Le cochers de fiacre de Tulle et Meymac
Certains petits paysans de Haute-Corrèze de la région de Meymac et d’Ussel vont aussi migrer à Paris. Cette migration couvre a peu près deux générations, de 1875 a 1925. Tous sont paysans au départ, petits métayers pour la plupart. Ils vivent dans des conditions extrêmement médiocres qui les obligent à pratiquer des métiers d’appoint. Les
familles sont, sans exception, très nombreuses : 5 ou 6 enfants est une moyenne fréquemment rencontrée. Dans de telles conditions, on comprend pourquoi, quand il y a un oncle ou un frère aîné fixé à Paris, l’avenir des autres enfants est tout tracé. Au cours de ces cinquante années le schéma évolutif suivant a été grosso modo suivi par nos migrants. Le premier métier pratiqué est souvent celui de palefrenier, ce qui s’explique par l’origine paysanne de nos migrants corréziens. Non pas que dans les métairies du Plateau ils aient eu a élever des chevaux, seuls les grands domaines en possédaient, mais, l’habitude de soigner les bêtes était pour eux un "état naturel". Si certains sont restés palefreniers, d’autres sont devenus cochers dans les grandes compagnies de l’époque : la Générale et l’Urbaine qui avaient plusieurs milliers de véhicules à elles deux. Les Corréziens et les Savoyards monopolisaient la profession. Pour apprendre le nom des rues et passer l’examen de "remisage", il n’était point besoin d’une grande instruction. Dans les années qui précédèrent la grande guerre, les cochers devinrent progressivement des chauffeurs de taxi.

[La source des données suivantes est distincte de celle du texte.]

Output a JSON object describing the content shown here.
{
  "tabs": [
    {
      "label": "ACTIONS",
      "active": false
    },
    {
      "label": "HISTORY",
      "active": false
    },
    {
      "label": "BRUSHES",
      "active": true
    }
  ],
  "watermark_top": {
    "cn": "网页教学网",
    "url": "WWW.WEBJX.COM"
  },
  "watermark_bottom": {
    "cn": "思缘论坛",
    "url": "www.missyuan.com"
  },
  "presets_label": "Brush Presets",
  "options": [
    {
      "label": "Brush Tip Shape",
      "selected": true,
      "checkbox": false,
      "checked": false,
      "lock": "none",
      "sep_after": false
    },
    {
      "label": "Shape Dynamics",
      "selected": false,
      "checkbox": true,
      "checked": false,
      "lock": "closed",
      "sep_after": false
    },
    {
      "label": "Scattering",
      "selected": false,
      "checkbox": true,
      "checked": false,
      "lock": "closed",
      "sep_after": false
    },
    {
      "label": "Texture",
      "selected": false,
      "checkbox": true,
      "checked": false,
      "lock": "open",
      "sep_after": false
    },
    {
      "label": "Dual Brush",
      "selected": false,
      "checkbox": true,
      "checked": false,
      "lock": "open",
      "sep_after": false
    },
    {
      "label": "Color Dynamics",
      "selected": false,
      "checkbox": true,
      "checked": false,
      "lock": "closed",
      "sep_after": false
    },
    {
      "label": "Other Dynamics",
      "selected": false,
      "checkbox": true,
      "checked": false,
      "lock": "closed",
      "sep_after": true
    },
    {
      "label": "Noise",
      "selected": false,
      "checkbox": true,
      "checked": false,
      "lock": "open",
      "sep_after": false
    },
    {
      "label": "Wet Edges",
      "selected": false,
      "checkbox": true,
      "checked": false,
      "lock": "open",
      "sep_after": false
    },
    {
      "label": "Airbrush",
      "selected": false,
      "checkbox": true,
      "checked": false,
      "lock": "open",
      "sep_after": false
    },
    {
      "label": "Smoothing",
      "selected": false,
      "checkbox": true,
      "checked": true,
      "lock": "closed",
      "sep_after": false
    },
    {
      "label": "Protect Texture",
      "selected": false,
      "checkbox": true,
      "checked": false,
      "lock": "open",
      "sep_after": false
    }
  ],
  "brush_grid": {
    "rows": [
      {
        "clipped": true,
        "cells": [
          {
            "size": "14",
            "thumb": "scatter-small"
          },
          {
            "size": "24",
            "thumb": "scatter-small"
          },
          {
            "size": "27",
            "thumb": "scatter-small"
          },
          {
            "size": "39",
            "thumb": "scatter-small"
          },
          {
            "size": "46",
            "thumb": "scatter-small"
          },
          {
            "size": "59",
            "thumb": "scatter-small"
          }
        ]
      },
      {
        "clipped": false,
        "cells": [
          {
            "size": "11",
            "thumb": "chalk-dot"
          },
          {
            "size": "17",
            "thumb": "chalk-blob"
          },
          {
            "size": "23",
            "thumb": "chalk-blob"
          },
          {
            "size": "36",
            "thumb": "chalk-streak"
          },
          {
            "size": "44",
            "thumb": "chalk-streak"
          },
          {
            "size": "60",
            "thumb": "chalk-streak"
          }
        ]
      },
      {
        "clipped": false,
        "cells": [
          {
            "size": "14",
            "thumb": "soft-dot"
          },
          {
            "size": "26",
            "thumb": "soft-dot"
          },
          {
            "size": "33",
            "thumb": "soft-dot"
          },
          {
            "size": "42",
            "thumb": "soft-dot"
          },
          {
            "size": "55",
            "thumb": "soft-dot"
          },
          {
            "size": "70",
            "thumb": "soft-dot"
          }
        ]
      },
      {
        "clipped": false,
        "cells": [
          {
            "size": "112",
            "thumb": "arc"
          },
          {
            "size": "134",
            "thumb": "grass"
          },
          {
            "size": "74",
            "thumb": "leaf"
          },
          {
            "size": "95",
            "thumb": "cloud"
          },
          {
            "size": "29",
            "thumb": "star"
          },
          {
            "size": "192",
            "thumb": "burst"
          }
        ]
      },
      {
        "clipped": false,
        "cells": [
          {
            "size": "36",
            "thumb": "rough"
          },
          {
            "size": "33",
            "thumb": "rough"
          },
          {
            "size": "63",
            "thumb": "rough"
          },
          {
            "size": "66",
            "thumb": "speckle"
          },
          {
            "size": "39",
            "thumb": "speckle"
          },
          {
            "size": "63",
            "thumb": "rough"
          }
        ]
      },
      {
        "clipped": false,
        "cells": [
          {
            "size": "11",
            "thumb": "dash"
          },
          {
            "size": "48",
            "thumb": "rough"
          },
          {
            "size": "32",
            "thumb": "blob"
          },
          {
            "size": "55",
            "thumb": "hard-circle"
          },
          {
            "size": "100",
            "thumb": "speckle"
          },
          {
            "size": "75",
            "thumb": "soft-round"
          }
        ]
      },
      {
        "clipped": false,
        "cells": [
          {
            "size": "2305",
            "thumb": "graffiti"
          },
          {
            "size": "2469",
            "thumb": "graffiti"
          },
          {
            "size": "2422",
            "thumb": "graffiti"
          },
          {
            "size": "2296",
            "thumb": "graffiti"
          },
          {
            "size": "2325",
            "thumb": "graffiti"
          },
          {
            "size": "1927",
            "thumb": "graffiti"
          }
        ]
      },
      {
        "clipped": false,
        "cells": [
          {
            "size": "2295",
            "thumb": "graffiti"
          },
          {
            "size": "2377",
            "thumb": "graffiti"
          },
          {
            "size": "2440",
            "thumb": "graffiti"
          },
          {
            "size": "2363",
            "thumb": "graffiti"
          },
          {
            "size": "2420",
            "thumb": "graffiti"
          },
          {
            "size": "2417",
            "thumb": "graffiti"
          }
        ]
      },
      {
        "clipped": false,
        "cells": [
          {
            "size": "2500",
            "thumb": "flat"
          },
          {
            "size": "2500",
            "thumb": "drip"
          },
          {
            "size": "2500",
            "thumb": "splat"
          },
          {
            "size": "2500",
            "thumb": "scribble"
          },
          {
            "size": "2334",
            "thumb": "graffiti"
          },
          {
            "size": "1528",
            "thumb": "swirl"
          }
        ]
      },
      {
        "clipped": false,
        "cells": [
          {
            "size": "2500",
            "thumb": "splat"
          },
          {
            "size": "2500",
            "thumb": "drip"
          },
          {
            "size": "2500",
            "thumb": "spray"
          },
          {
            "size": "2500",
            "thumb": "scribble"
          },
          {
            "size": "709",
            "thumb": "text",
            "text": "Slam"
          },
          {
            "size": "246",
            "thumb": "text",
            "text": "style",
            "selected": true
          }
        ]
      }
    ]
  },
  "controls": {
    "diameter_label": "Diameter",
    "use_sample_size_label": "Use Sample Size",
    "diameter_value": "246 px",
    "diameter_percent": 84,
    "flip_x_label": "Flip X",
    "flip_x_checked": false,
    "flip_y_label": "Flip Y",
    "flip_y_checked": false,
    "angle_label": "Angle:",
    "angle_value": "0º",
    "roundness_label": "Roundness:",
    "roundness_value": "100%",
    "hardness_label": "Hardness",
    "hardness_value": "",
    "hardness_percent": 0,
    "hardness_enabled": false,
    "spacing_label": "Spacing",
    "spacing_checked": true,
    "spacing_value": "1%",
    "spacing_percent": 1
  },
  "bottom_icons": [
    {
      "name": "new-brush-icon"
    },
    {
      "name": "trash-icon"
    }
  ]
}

Les chauffeurs de taxi, une colonie corrézienne fortement soudée
Le recrutement était basé sur la solidarité familiale. A l’échelle de la colonie tout entière installée à Paris. C’est tout d’abord le Syndicat des Cochers-chauffeurs, fondé vers 1898 et affilié a la C.G.T., qui a peut-être le plus organisé et suscité le sentiment d’appartenance a un même milieu. Les grandes grèves du début du siècle, puis de 1928, de 1936, les améliorations dans les conditions de travail obtenues par la lutte ont certainement beaucoup contribué à façonner une mentalité particulière. La cohésion professionnelle renforçant la cohésion ethnique. Cette dernière s’exprimait de différentes façons. Par l’emploi du patois lorsqu’on était "entre pays", par la fréquentation de certains cafés, tenus par des compatriotes. On y déposait sa boîte a outils le soir, après la journée, moyennant une ou plusieurs consommations. Mais on y venait également taper la belote le jour de congé. On participait aux bals fréquentés par la jeunesse corrézienne. On cite celui de la place Dalubert, devant le jardin des Plantes, plus tard celui du dimanche à la maison des journalistes rue du Louvre. On dévorait les journaux comme "Lou Cantou" qui diffusaient les nouvelles du pays, on participait au banquet annuel des Corréziens de Paris. Celui-ci eut lieu successivement à la Porte de Versailles, au Pont de Saint-Cloud "Au Pavillon Bleu" et à la salle Wagram. Entre les deux guerres, il était d’usage que Henri Queuille, homme politique corrézien, honorât ses compatriotes en assistant à leur banquet. On le voit donc la colonie corrézienne à Paris ne se distinguait guère de la Colonie Auvergnate.
Les mêmes ferments de cohésion existaient, la langue, les journaux, les bals, les amicales et leur banquet. Il est à souligner, cependant, que le Syndicat concourt à donner au milieu des cochers et des chauffeurs, une originalité supplémentaire. Ce Syndicat s’est délibérément rangé, depuis l’origine, dans le camp des travailleurs pour les défendre contre "l’exploitation" des employeurs. Les chauffeurs de taxi ont donc gardé une sensibilité politique de gauche assez marquée. Ainsi aux élections du Front Populaire en 1936, les chauffeurs de taxi montrèrent bien, en votant pour Marius Vazeille, militant du parti communiste et forestier d’une grande compétence, de quel côté leur sentiment penchait.